My parents both smoked, alot, like a pack or two a day, though I know for my dad half of every cigarette burned up in an ashtray while he cut someone's hair or gave them a shave. When I was a kid, I have to believe teachers and anybody within smelling distance, had to believe I, too, smoked, as I smelled like I had just crawled out of a smoke stack, which I pretty much had.
My parents smoked everywhere; in our house, in bed, in their car with kids in it or not, in Dad's barbershop, in our garage where he played cards with his buddies, when he played golf on Sundays and Wednesdays, when Mom hung out with her neighborhood girlfriends drinking coffee in their kitchens and on their back porches, when corralling us kids, when she was reading her books and magazines and listening to her jazz records and pruning her roses. So, naturally, everything about me smelled like cigarette smoke -- my hair, my clothes, even my skin and school books. The only person I remember who smoked more than my folks was my best friend Tim's mom Martha. That lady smoked like a smudge pot! Pungent white smoke constantly rising from between her finger tips and escaping from between her lips. But we loved her so much!
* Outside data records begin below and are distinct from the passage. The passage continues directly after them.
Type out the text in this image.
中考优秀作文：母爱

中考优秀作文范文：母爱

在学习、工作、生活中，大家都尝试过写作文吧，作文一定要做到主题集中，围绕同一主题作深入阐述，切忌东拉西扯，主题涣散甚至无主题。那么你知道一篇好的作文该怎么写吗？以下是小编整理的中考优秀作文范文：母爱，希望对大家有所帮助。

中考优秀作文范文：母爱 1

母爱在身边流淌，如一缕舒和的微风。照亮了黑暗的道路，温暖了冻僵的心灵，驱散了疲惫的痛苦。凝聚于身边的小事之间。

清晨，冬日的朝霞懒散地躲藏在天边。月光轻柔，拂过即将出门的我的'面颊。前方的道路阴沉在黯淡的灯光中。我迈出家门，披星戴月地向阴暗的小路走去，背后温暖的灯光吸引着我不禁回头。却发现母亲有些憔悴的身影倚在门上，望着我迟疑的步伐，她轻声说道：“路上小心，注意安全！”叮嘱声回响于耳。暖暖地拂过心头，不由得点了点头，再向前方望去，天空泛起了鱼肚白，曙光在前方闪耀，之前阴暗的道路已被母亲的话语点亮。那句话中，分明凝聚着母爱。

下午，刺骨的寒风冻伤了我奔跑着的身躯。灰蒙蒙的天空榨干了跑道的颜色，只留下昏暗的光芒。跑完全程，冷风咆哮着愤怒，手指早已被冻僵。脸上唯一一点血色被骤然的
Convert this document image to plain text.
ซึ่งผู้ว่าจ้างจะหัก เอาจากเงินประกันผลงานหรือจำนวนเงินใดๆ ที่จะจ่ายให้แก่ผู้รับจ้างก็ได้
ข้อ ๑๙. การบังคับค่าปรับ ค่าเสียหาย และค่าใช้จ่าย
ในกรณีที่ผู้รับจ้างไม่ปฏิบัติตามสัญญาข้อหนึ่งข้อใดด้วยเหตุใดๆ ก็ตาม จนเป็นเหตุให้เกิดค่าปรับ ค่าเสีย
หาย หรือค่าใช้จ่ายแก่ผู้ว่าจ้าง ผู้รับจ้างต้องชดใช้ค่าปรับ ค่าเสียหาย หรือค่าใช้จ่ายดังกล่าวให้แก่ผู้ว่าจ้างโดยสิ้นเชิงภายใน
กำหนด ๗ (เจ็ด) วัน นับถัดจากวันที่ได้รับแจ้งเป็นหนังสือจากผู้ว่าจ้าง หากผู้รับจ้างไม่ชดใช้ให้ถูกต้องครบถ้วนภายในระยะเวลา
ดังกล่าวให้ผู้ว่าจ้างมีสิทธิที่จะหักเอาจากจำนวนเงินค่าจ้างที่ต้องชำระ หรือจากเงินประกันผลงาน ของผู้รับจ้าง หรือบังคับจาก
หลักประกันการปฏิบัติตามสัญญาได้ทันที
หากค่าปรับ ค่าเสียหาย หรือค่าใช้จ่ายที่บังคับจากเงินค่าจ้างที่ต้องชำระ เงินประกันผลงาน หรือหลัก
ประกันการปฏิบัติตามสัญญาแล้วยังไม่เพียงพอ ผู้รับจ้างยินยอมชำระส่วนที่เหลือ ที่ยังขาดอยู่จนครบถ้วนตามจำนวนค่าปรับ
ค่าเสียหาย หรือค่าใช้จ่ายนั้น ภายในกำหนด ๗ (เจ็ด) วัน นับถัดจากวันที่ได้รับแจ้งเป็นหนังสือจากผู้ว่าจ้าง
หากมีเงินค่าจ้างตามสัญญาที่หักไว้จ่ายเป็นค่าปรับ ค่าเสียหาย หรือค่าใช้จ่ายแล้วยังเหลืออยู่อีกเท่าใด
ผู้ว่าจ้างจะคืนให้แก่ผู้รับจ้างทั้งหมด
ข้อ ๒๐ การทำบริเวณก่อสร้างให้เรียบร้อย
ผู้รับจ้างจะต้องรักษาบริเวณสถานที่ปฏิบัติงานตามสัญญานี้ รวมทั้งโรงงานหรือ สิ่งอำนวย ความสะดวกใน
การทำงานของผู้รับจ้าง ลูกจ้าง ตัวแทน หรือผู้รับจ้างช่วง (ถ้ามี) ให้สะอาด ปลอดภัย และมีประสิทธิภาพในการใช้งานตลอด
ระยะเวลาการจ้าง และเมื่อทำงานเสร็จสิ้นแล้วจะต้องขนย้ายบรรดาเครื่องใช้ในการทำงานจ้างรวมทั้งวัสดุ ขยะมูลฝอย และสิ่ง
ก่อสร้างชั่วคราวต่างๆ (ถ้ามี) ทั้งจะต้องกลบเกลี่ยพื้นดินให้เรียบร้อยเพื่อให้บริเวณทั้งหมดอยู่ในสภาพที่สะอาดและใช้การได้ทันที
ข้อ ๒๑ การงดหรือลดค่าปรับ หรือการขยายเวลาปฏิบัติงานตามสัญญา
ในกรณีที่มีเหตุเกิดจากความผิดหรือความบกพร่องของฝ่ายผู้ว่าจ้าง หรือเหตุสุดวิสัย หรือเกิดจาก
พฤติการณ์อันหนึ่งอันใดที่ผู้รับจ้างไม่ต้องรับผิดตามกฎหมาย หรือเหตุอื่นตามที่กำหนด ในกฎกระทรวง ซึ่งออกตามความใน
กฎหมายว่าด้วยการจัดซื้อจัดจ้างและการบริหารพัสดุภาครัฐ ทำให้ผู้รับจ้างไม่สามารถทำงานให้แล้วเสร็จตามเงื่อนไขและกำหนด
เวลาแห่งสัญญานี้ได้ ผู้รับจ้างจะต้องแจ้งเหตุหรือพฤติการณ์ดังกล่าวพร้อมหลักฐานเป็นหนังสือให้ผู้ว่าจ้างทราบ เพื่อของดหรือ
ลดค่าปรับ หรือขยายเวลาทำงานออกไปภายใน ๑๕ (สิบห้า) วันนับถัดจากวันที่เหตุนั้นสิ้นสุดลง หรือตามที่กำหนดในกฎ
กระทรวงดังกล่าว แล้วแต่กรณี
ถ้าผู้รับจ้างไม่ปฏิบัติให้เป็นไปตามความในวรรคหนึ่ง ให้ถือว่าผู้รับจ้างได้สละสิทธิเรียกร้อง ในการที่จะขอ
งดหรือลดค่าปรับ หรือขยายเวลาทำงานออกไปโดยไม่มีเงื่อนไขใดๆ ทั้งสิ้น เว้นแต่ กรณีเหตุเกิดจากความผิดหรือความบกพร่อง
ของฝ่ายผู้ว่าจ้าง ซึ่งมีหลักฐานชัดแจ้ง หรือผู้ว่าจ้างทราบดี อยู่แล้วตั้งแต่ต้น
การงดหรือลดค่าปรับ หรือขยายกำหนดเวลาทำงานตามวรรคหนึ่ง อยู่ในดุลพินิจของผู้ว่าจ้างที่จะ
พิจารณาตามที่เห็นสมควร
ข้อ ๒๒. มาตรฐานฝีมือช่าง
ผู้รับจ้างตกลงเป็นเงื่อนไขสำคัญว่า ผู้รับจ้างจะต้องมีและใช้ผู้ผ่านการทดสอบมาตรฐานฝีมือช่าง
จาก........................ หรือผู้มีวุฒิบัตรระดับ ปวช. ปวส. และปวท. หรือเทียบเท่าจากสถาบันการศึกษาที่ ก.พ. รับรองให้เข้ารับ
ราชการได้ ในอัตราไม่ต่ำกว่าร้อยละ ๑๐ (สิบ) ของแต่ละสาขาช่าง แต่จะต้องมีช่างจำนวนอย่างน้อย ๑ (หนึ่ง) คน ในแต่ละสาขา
She drove us to junior high in the bitter winter, freezing cold in her little Mercury Cougar convertible, top and windows up, frigid Midwestern early morning winter air seeping in from everywhere, Martha driving in her bathrobe with a ciggie hanging forever from her lips, the tip bouncing up and down, unconsciously knocking off her enlongated ash, as she scolded me and Tim for whatever we had most recently done that we knew better than to do and all we could do was shiver and watch the thin fog of our frozen breath mingle with Martha's cigarette smoke. I hated that smoke and the fact that my folks and Martha smoked so much, but now when I get a whiff of that familiar smell of cigarette smoke, I smile and think fondly of Mom and Dad and Martha and my mom's Tareytons, my dad's Marlboros, and Martha's Pall Malls and feel lucky I never smoked but just as lucky that something as simple as the smell of a little cigarette smoke triggers such strong memories of people I loved so much.
My Betty bought hers by the carton and never seemed to notice if Ruthie or I liberated a pack. Parliaments!
Rich, i so remember this too...scary sometimes as they also smoked in bed!!! and how about with the car windows rolled up and an infant rolling around on the front seat!